Towards Human-AI-Robot Collaboration and AI-Agent based Digital Twins for Parkinson's Disease Management: Review and Outlook
Hassan Hizeh, Rim Chighri, Muhammad Mahboob Ur Rahman, Mohamed A. Bahloul, Ali Muqaibel, Tareq Y. Al-Naffouri
TL;DR
This paper addresses the fragmentation between PD sensing/monitoring and robotic rehabilitation by proposing a unified, AI-driven closed-loop framework that fuses multimodal sensing, agentic AI, and robotic interventions into a Parkinson's patient digital twin. It surveys two major pillars—wearable/IoT sensing modalities and robotic technologies (RARS, SARs, AR/VR platforms)—and articulates how advances in LLMs, foundation models, and agentic AI can bridge these domains. The authors introduce a concrete vision for a PD digital twin (PPDT) that integrates real-time multimodal data, AI reasoning, and robotics to deliver personalized, explainable care, with RLHF, RAG, and continual learning enabling adaptive decision support. They also discuss significant challenges—data labeling, privacy, rare-event handling, and clinical translation—while outlining actionable priorities such as data/evaluation standards, privacy-by-design, and human-in-the-loop frameworks to move from prototypes to scalable, patient-centered PD care.
Abstract
The current body of research on Parkinson's disease (PD) screening, monitoring, and management has evolved along two largely independent trajectories. The first research community focuses on multimodal sensing of PD-related biomarkers using noninvasive technologies such as inertial measurement units (IMUs), force/pressure insoles, electromyography (EMG), electroencephalography (EEG), speech and acoustic analysis, and RGB/RGB-D motion capture systems.
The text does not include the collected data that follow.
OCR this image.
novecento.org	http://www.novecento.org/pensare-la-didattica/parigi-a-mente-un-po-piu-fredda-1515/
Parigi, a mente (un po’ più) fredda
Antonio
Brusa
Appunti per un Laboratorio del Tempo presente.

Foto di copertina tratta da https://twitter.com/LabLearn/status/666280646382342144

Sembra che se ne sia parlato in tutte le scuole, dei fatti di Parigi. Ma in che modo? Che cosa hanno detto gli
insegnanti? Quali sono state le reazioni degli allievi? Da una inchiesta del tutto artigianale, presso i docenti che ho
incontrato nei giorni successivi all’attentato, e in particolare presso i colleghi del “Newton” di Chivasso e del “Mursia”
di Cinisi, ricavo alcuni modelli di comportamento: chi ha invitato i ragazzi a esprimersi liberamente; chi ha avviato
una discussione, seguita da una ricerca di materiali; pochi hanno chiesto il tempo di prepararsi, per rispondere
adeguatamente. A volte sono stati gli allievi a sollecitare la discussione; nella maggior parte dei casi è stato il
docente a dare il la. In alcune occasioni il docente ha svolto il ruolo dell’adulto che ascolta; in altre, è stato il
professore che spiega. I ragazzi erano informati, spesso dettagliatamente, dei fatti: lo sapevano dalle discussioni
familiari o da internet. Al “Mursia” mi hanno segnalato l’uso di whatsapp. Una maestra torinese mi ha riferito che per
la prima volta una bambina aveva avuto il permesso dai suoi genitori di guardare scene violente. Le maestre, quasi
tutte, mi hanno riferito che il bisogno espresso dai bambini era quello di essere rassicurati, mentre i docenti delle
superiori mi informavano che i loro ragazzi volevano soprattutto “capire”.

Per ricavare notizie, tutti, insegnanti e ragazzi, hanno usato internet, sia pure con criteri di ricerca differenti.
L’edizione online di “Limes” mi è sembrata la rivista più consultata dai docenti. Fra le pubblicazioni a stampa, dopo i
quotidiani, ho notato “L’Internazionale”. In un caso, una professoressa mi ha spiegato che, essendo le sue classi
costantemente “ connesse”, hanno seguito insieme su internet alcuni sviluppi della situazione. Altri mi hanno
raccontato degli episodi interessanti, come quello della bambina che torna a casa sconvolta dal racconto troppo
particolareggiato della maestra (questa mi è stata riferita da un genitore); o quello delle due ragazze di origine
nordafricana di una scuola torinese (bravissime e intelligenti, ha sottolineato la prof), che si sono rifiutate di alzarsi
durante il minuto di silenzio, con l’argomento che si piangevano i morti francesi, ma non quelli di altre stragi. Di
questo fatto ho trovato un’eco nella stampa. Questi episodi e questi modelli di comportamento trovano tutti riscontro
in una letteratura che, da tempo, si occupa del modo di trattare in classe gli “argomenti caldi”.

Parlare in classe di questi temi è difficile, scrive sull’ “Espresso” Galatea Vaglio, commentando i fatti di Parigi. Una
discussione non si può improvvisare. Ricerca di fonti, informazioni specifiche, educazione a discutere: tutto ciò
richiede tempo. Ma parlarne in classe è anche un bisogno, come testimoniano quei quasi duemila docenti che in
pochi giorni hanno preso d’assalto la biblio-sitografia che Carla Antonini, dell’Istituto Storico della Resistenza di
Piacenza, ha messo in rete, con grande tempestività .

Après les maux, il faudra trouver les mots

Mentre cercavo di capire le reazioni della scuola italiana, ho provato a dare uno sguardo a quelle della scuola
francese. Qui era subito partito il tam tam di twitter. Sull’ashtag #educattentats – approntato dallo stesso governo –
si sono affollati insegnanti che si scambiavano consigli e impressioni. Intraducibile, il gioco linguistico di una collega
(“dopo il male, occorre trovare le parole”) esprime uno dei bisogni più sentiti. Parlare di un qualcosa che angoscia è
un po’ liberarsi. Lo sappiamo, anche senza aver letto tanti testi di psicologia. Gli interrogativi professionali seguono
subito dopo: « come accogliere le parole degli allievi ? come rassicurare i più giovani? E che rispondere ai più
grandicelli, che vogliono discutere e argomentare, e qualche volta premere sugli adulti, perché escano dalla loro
These studies emphasize data acquisition, feature extraction, and machine learning-based classification for PD screening, diagnosis, and disease progression modeling. In parallel, a second research community has concentrated on robotic intervention and rehabilitation, employing socially assistive robots (SARs), robot-assisted rehabilitation (RAR) systems, and virtual reality (VR)-integrated robotic platforms for improving motor and cognitive function, enhancing social engagement, and supporting caregivers. Despite the complementary goals of these two domains, their methodological and technological integration remains limited, with minimal data-level or decision-level coupling between the two. With the advent of advanced artificial intelligence (AI), including large language models (LLMs), agentic AI systems, a unique opportunity now exists to unify these research streams. We envision a closed-loop sensor-AI-robot framework in which multimodal sensing continuously guides the interaction between the patient, caregiver, humanoid robot (and physician) through AI agents that are powered by a multitude of AI models such as robotic and wearables foundation models, LLM-based reasoning, reinforcement learning, and continual learning. Such closed-loop system enables personalized, explainable, and context-aware intervention, forming the basis for digital twin of the PD patient that can adapt over time to deliver intelligent, patient-centered PD care.